Bits of that material have vanished since the collapse of the Soviet Union in 1991. The IAEA, which guards against nuclear material going astray, has recorded hundreds of trafficking cases out of Russia and elsewhere since the early 1990s, most involving waste or other radioactive material not useful for nuclear bombs. But a handful have involved bomb-usable material.
One of the most troubling cases played out in Prague, where Czech authorities, breaking up an international band of traffickers, seized 6 pounds of nearly pure U-235 in December 1994. The next year, ominously, the Czechs confiscated smaller samples apparently drawn from the same secret store of bomb uranium.
But it's the "dark" statistic the undetected traffic that worries investigators most. "It's hit or miss," said George A. Anzelon, the American who runs the IAEA trafficking database. "For every important seizure, it's not hard to imagine how it might have gone undetected."

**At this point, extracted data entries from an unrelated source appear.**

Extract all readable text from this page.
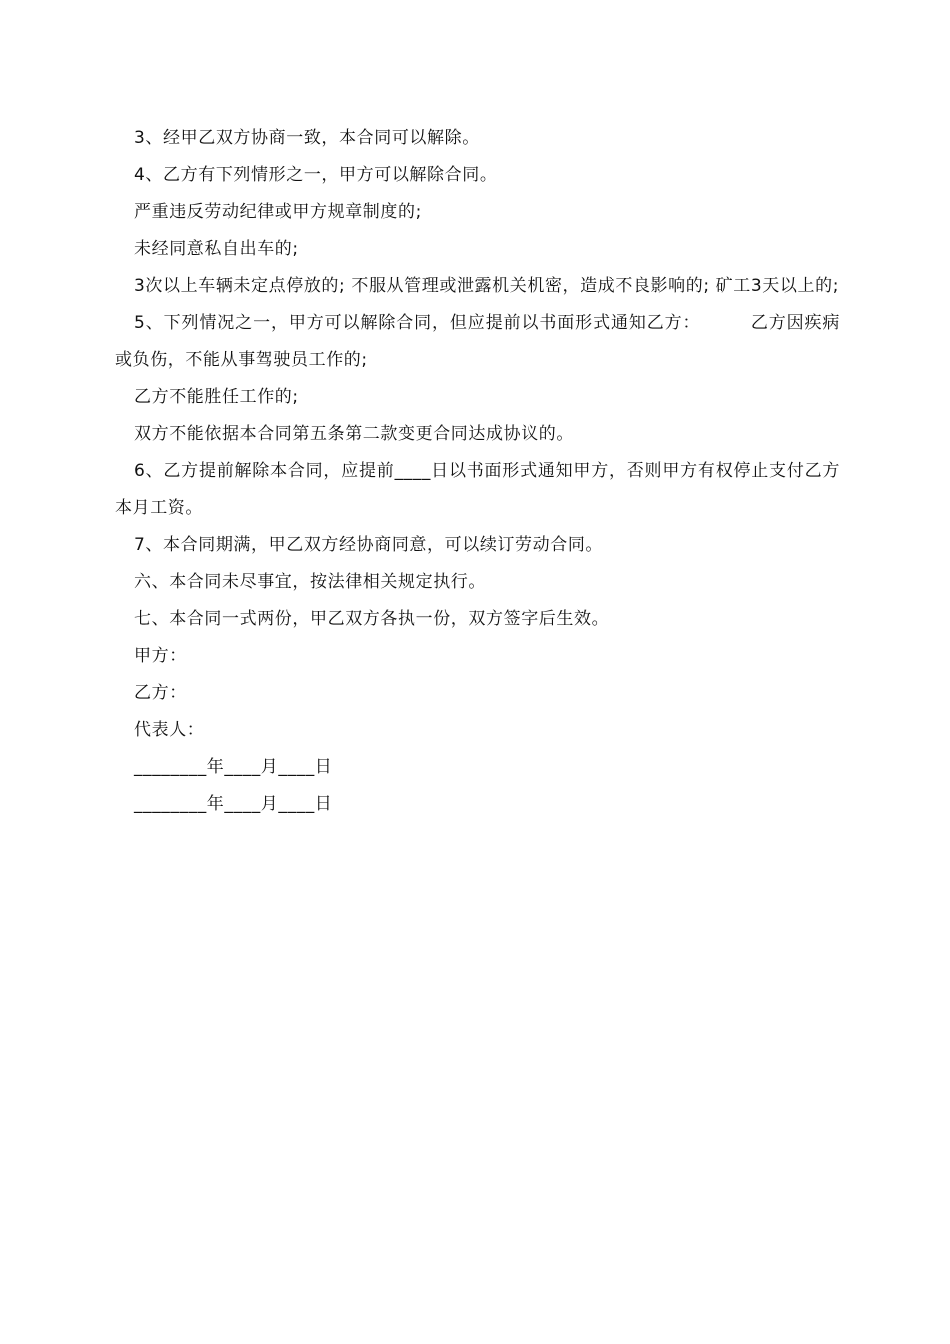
3、经甲乙双方协商一致，本合同可以解除。

4、乙方有下列情形之一，甲方可以解除合同。

严重违反劳动纪律或甲方规章制度的;

未经同意私自出车的;

3次以上车辆未定点停放的; 不服从管理或泄露机关机密，造成不良影响的; 矿工3天以上的;

5、下列情况之一，甲方可以解除合同，但应提前以书面形式通知乙方：        乙方因疾病或负伤，不能从事驾驶员工作的;

乙方不能胜任工作的;

双方不能依据本合同第五条第二款变更合同达成协议的。

6、乙方提前解除本合同，应提前____日以书面形式通知甲方，否则甲方有权停止支付乙方本月工资。

7、本合同期满，甲乙双方经协商同意，可以续订劳动合同。

六、本合同未尽事宜，按法律相关规定执行。

七、本合同一式两份，甲乙双方各执一份，双方签字后生效。

甲方：

乙方：

代表人：

________年____月____日

________年____月____日
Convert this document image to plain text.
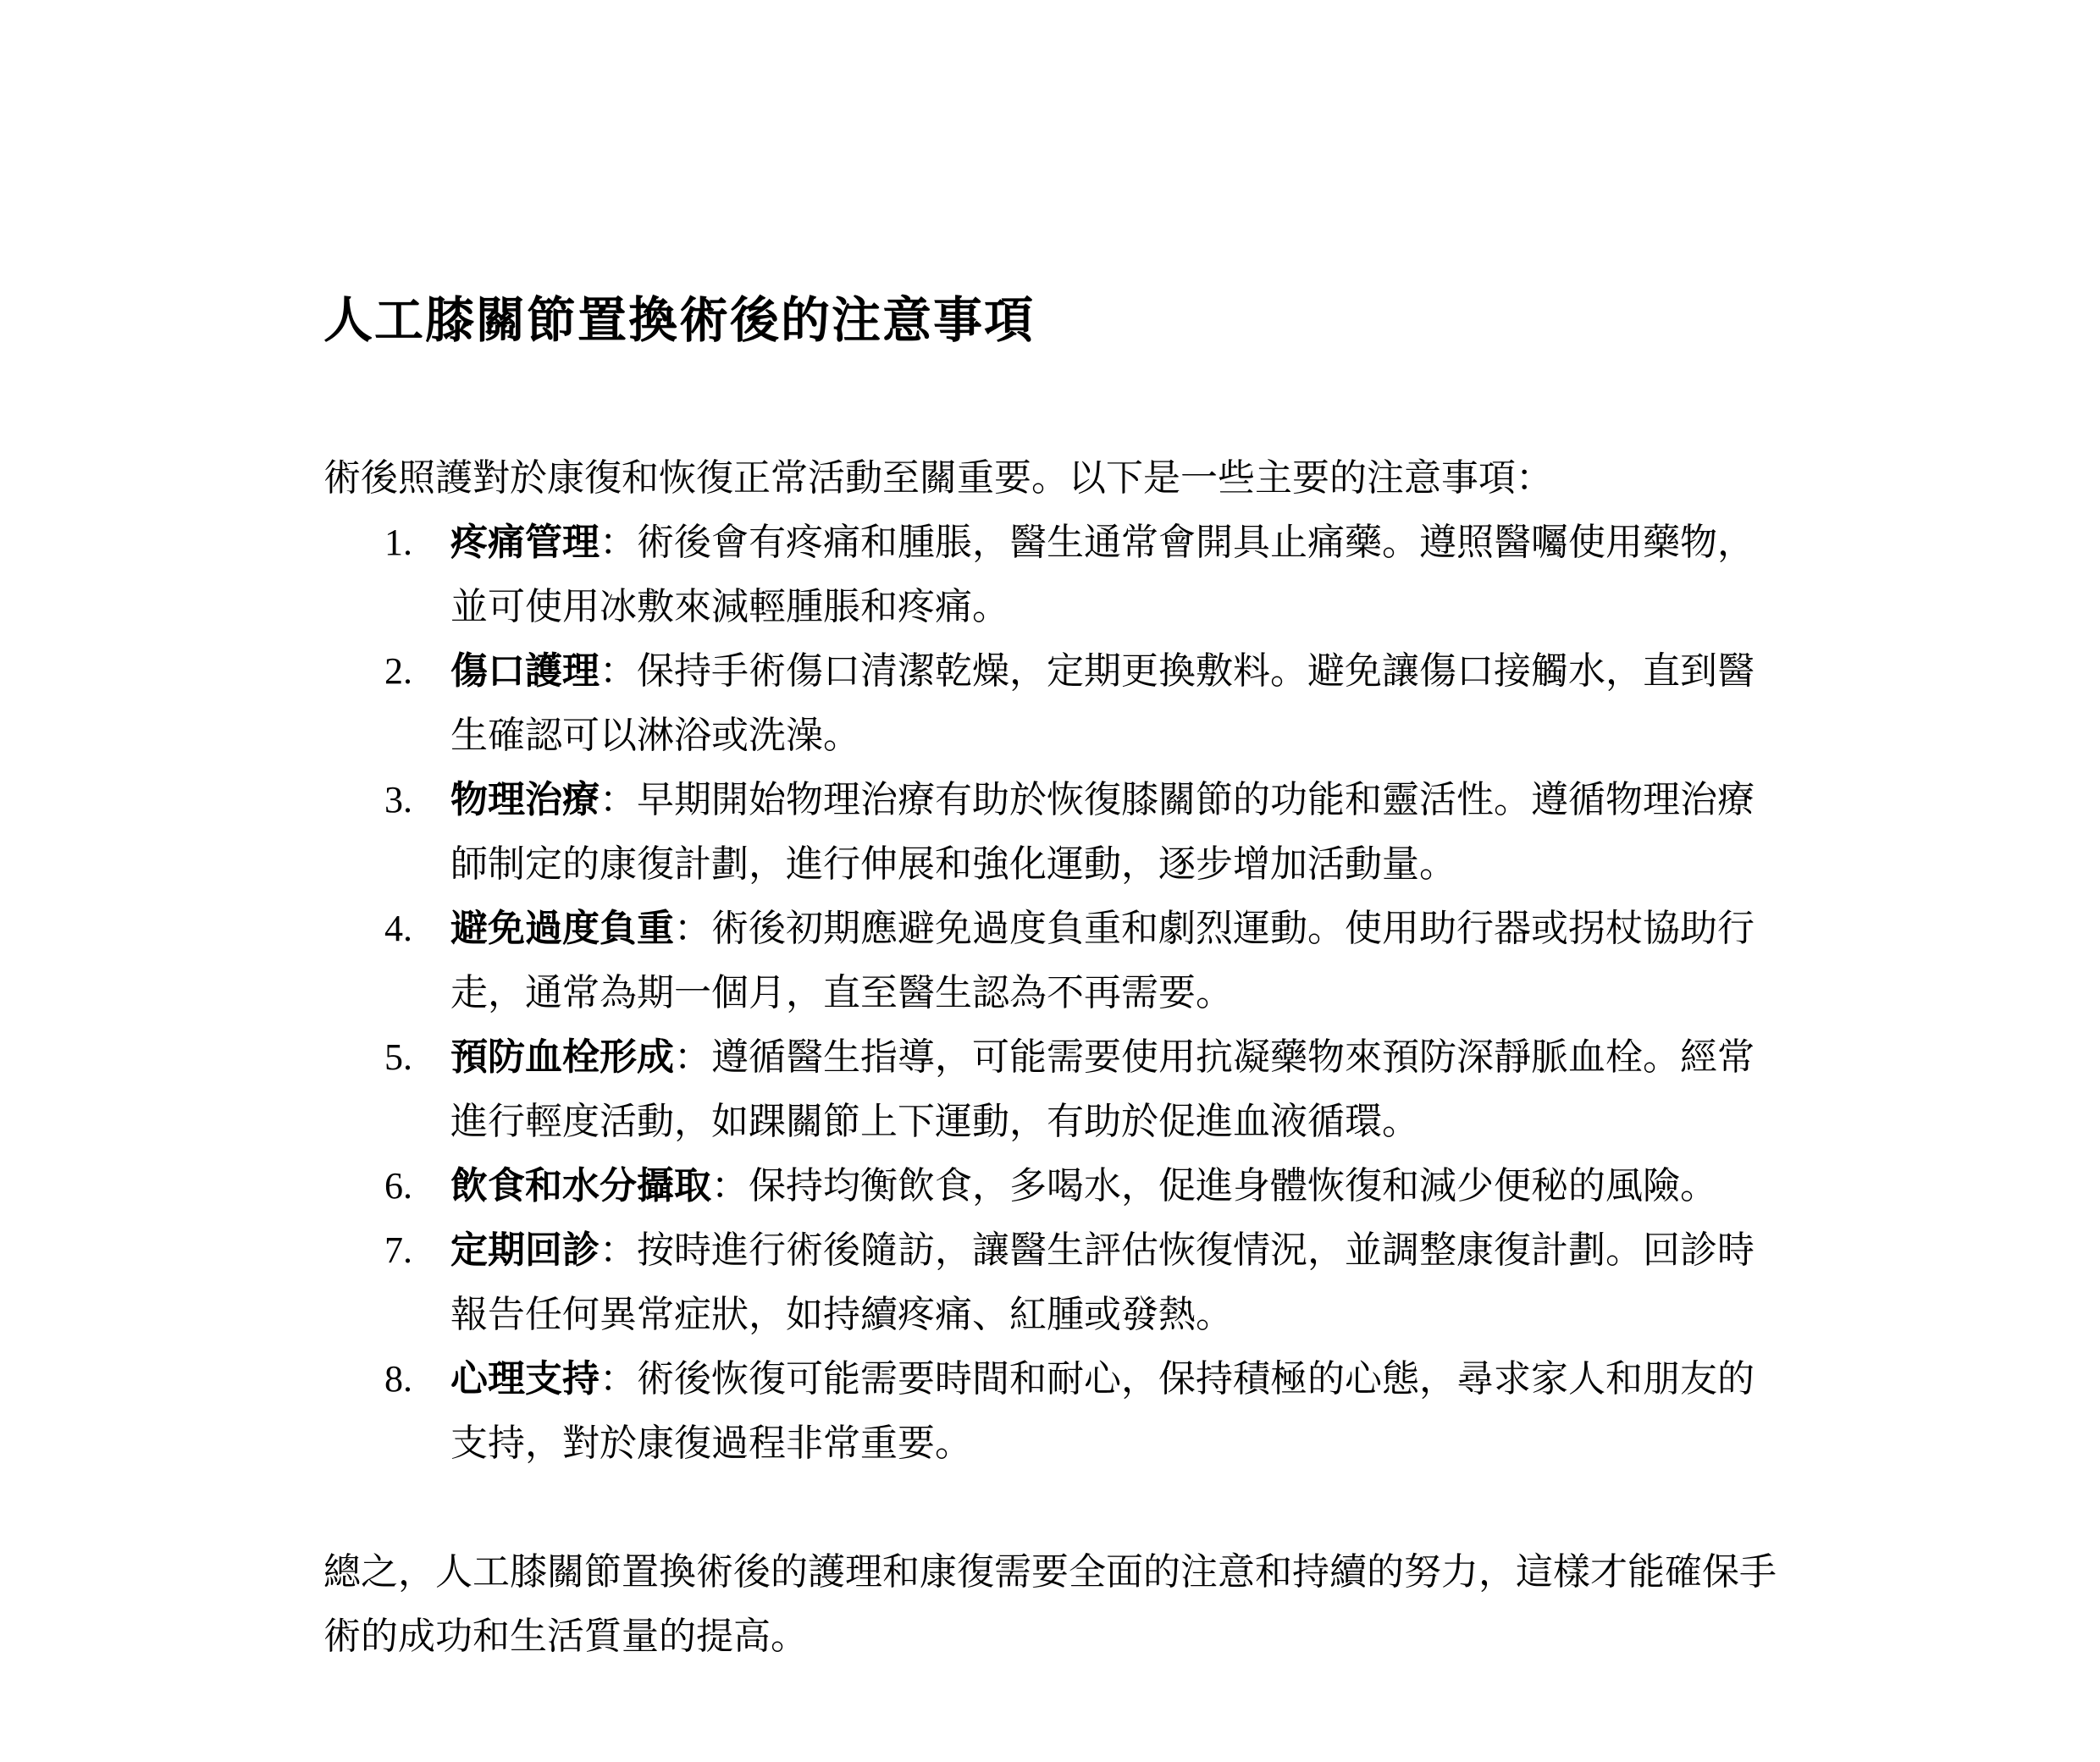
人工膝關節置換術後的注意事項
術後照護對於康復和恢復正常活動至關重要。以下是一些主要的注意事項：
1. 疼痛管理：術後會有疼痛和腫脹，醫生通常會開具止痛藥。遵照醫囑使用藥物，並可使用冰敷來減輕腫脹和疼痛。
2. 傷口護理：保持手術傷口清潔乾燥，定期更換敷料。避免讓傷口接觸水，直到醫生確認可以淋浴或洗澡。
3. 物理治療：早期開始物理治療有助於恢復膝關節的功能和靈活性。遵循物理治療師制定的康復計劃，進行伸展和強化運動，逐步增加活動量。
4. 避免過度負重：術後初期應避免過度負重和劇烈運動。使用助行器或拐杖協助行走，通常為期一個月，直至醫生認為不再需要。
5. 預防血栓形成：遵循醫生指導，可能需要使用抗凝藥物來預防深靜脈血栓。經常進行輕度活動，如踝關節上下運動，有助於促進血液循環。
6. 飲食和水分攝取：保持均衡飲食，多喝水，促進身體恢復和減少便秘的風險。
7. 定期回診：按時進行術後隨訪，讓醫生評估恢復情況，並調整康復計劃。回診時報告任何異常症狀，如持續疼痛、紅腫或發熱。
8. 心理支持：術後恢復可能需要時間和耐心，保持積極的心態，尋求家人和朋友的支持，對於康復過程非常重要。
總之，人工膝關節置換術後的護理和康復需要全面的注意和持續的努力，這樣才能確保手術的成功和生活質量的提高。
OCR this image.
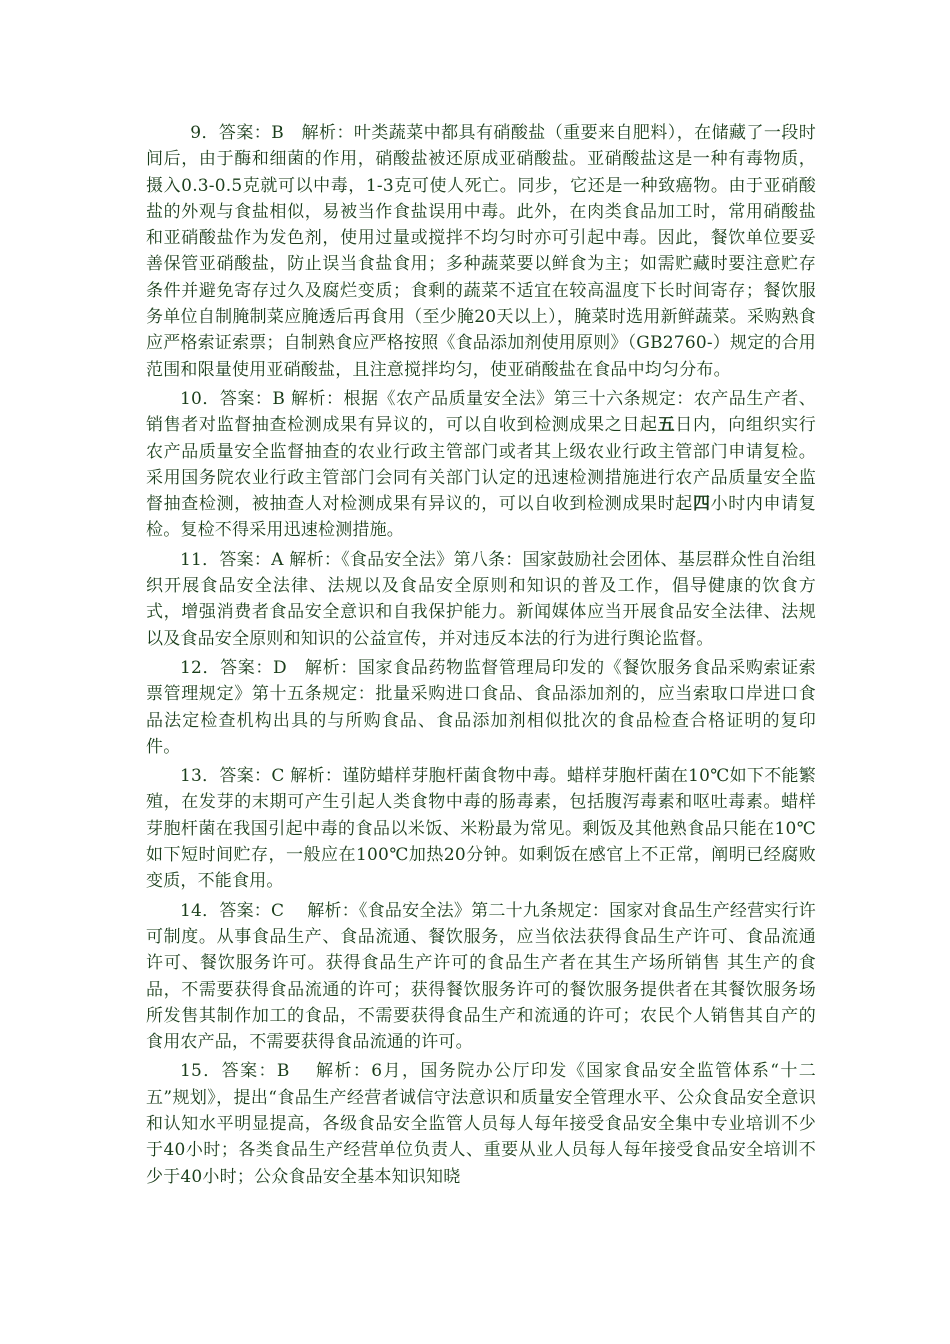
9．答案：B　解析：叶类蔬菜中都具有硝酸盐（重要来自肥料），在储藏了一段时间后，由于酶和细菌的作用，硝酸盐被还原成亚硝酸盐。亚硝酸盐这是一种有毒物质，摄入0.3-0.5克就可以中毒，1-3克可使人死亡。同步，它还是一种致癌物。由于亚硝酸盐的外观与食盐相似，易被当作食盐误用中毒。此外，在肉类食品加工时，常用硝酸盐和亚硝酸盐作为发色剂，使用过量或搅拌不均匀时亦可引起中毒。因此，餐饮单位要妥善保管亚硝酸盐，防止误当食盐食用；多种蔬菜要以鲜食为主；如需贮藏时要注意贮存条件并避免寄存过久及腐烂变质；食剩的蔬菜不适宜在较高温度下长时间寄存；餐饮服务单位自制腌制菜应腌透后再食用（至少腌20天以上），腌菜时选用新鲜蔬菜。采购熟食应严格索证索票；自制熟食应严格按照《食品添加剂使用原则》（GB2760-）规定的合用范围和限量使用亚硝酸盐，且注意搅拌均匀，使亚硝酸盐在食品中均匀分布。

10．答案：B 解析：根据《农产品质量安全法》第三十六条规定：农产品生产者、销售者对监督抽查检测成果有异议的，可以自收到检测成果之日起五日内，向组织实行农产品质量安全监督抽查的农业行政主管部门或者其上级农业行政主管部门申请复检。采用国务院农业行政主管部门会同有关部门认定的迅速检测措施进行农产品质量安全监督抽查检测，被抽查人对检测成果有异议的，可以自收到检测成果时起四小时内申请复检。复检不得采用迅速检测措施。

11．答案：A 解析：《食品安全法》第八条：国家鼓励社会团体、基层群众性自治组织开展食品安全法律、法规以及食品安全原则和知识的普及工作，倡导健康的饮食方式，增强消费者食品安全意识和自我保护能力。新闻媒体应当开展食品安全法律、法规以及食品安全原则和知识的公益宣传，并对违反本法的行为进行舆论监督。

12．答案：D　解析：国家食品药物监督管理局印发的《餐饮服务食品采购索证索票管理规定》第十五条规定：批量采购进口食品、食品添加剂的，应当索取口岸进口食品法定检查机构出具的与所购食品、食品添加剂相似批次的食品检查合格证明的复印件。

13．答案：C 解析：谨防蜡样芽胞杆菌食物中毒。蜡样芽胞杆菌在10℃如下不能繁殖，在发芽的末期可产生引起人类食物中毒的肠毒素，包括腹泻毒素和呕吐毒素。蜡样芽胞杆菌在我国引起中毒的食品以米饭、米粉最为常见。剩饭及其他熟食品只能在10℃如下短时间贮存，一般应在100℃加热20分钟。如剩饭在感官上不正常，阐明已经腐败变质，不能食用。

14．答案：C　 解析：《食品安全法》第二十九条规定：国家对食品生产经营实行许可制度。从事食品生产、食品流通、餐饮服务，应当依法获得食品生产许可、食品流通许可、餐饮服务许可。获得食品生产许可的食品生产者在其生产场所销售 其生产的食品，不需要获得食品流通的许可；获得餐饮服务许可的餐饮服务提供者在其餐饮服务场所发售其制作加工的食品，不需要获得食品生产和流通的许可；农民个人销售其自产的食用农产品，不需要获得食品流通的许可。

15．答案：B　 解析：6月，国务院办公厅印发《国家食品安全监管体系“十二五”规划》，提出“食品生产经营者诚信守法意识和质量安全管理水平、公众食品安全意识和认知水平明显提高，各级食品安全监管人员每人每年接受食品安全集中专业培训不少于40小时；各类食品生产经营单位负责人、重要从业人员每人每年接受食品安全培训不少于40小时；公众食品安全基本知识知晓
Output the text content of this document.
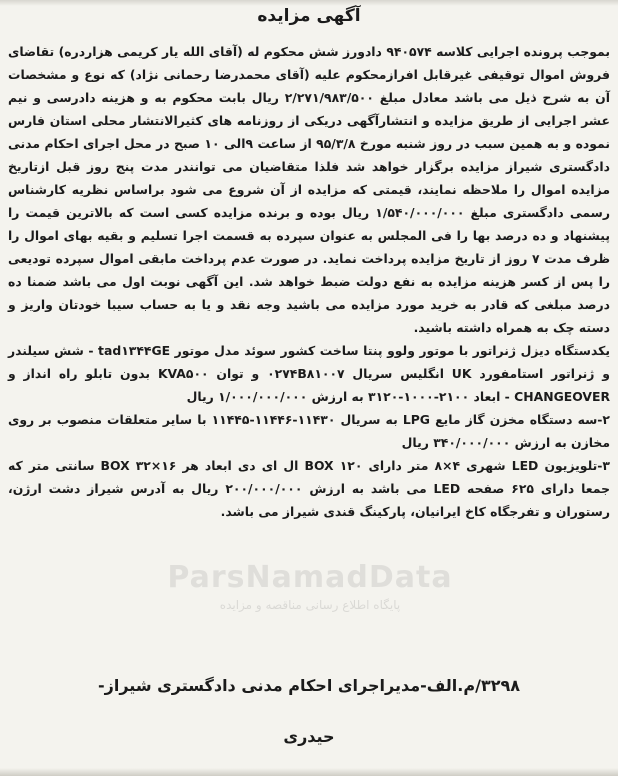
ParsNamadData
پایگاه اطلاع رسانی مناقصه و مزایده
آگهی مزایده

بموجب پرونده اجرایی کلاسه ۹۴۰۵۷۴ دادورز شش محکوم له (آقای الله یار کریمی هزاردره) تقاضای فروش اموال توقیفی غیرقابل افرازمحکوم علیه (آقای محمدرضا رحمانی نژاد) که نوع و مشخصات آن به شرح ذیل می باشد معادل مبلغ ۲/۲۷۱/۹۸۳/۵۰۰ ریال بابت محکوم به و هزینه دادرسی و نیم عشر اجرایی از طریق مزایده و انتشارآگهی دریکی از روزنامه های کثیرالانتشار محلی استان فارس نموده و به همین سبب در روز شنبه مورخ ۹۵/۳/۸ از ساعت ۹الی ۱۰ صبح در محل اجرای احکام مدنی دادگستری شیراز مزایده برگزار خواهد شد فلذا متقاضیان می توانندر مدت پنج روز قبل ازتاریخ مزایده اموال را ملاحظه نمایند، قیمتی که مزایده از آن شروع می شود براساس نظریه کارشناس رسمی دادگستری مبلغ ۱/۵۴۰/۰۰۰/۰۰۰ ریال بوده و برنده مزایده کسی است که بالاترین قیمت را پیشنهاد و ده درصد بها را فی المجلس به عنوان سپرده به قسمت اجرا تسلیم و بقیه بهای اموال را ظرف مدت ۷ روز از تاریخ مزایده پرداخت نماید. در صورت عدم پرداخت مابقی اموال سپرده تودیعی را پس از کسر هزینه مزایده به نفع دولت ضبط خواهد شد. این آگهی نوبت اول می باشد ضمنا ده درصد مبلغی که قادر به خرید مورد مزایده می باشید وجه نقد و یا به حساب سیبا خودتان واریز و دسته چک به همراه داشته باشید.

یکدستگاه دیزل ژنراتور با موتور ولوو پنتا ساخت کشور سوئد مدل موتور tad۱۳۴۴GE - شش سیلندر و ژنراتور استامفورد UK انگلیس سریال ۰۲۷۴B۸۱۰۰۷ و توان KVA۵۰۰ بدون تابلو راه انداز و CHANGEOVER - ابعاد ۲۱۰۰-۱۰۰۰-۳۱۲۰ به ارزش ۱/۰۰۰/۰۰۰/۰۰۰ ریال

۲-سه دستگاه مخزن گاز مایع LPG به سریال ۱۱۴۳۰-۱۱۴۴۶-۱۱۴۴۵ با سایر متعلقات منصوب بر روی مخازن به ارزش ۳۴۰/۰۰۰/۰۰۰ ریال

۳-تلویزیون LED شهری ۴×۸ متر دارای ۱۲۰ BOX ال ای دی ابعاد هر BOX ۳۲×۱۶ سانتی متر که جمعا دارای ۶۲۵ صفحه LED می باشد به ارزش ۲۰۰/۰۰۰/۰۰۰ ریال به آدرس شیراز دشت ارژن، رستوران و تفرجگاه کاخ ایرانیان، پارکینگ قندی شیراز می باشد.

۳۲۹۸/م.الف-مدیراجرای احکام مدنی دادگستری شیراز-
حیدری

It's also not hard to imagine it going undetected when no one's trying: Two of four U.S. radiation monitors donated to Georgia were simply turned off by customs officers after being installed at border crossings last year, American officials told AP, speaking on the condition of anonymity.
Washington is trying to lead a global effort to block nuclear terrorism, sponsoring a conference here in Tbilisi in March, for example, at which officials from former Soviet republics were instructed in how to intercept nuclear contraband. The IAEA's advocates, meanwhile, say it's time the U.N. watchdog agency's budget long frozen because of Washington's anti-U.N. sentiment be increased.
The IAEA, in the near term, is pushing to complete multilateral negotiations by year's end on a sweeping expansion of a treaty protecting nuclear materials. The treaty now sets security standards only for international transport, but would be broadened to cover the deadly commodities when they're in civilian use or storage anywhere.
In the longer term, nonproliferation advocates say, the world should adopt a treaty to cut off production of fissile material, the stuff of bombs.
In an interview at his headquarters in Vienna, Austria, Mohamed ElBaradei, the IAEA's director-general, said a second step after that would be "a gradual reduction of stockpiles, putting the excess irreversibly in the civilian sector under IAEA safeguard." He called this "a practical way to move toward nuclear disarmament."
But the first thing the nonproliferators want to cut off is the seepage from the former Soviet Union, the source in at least 13 confirmed cases of trafficking in "material of concern" since 1991.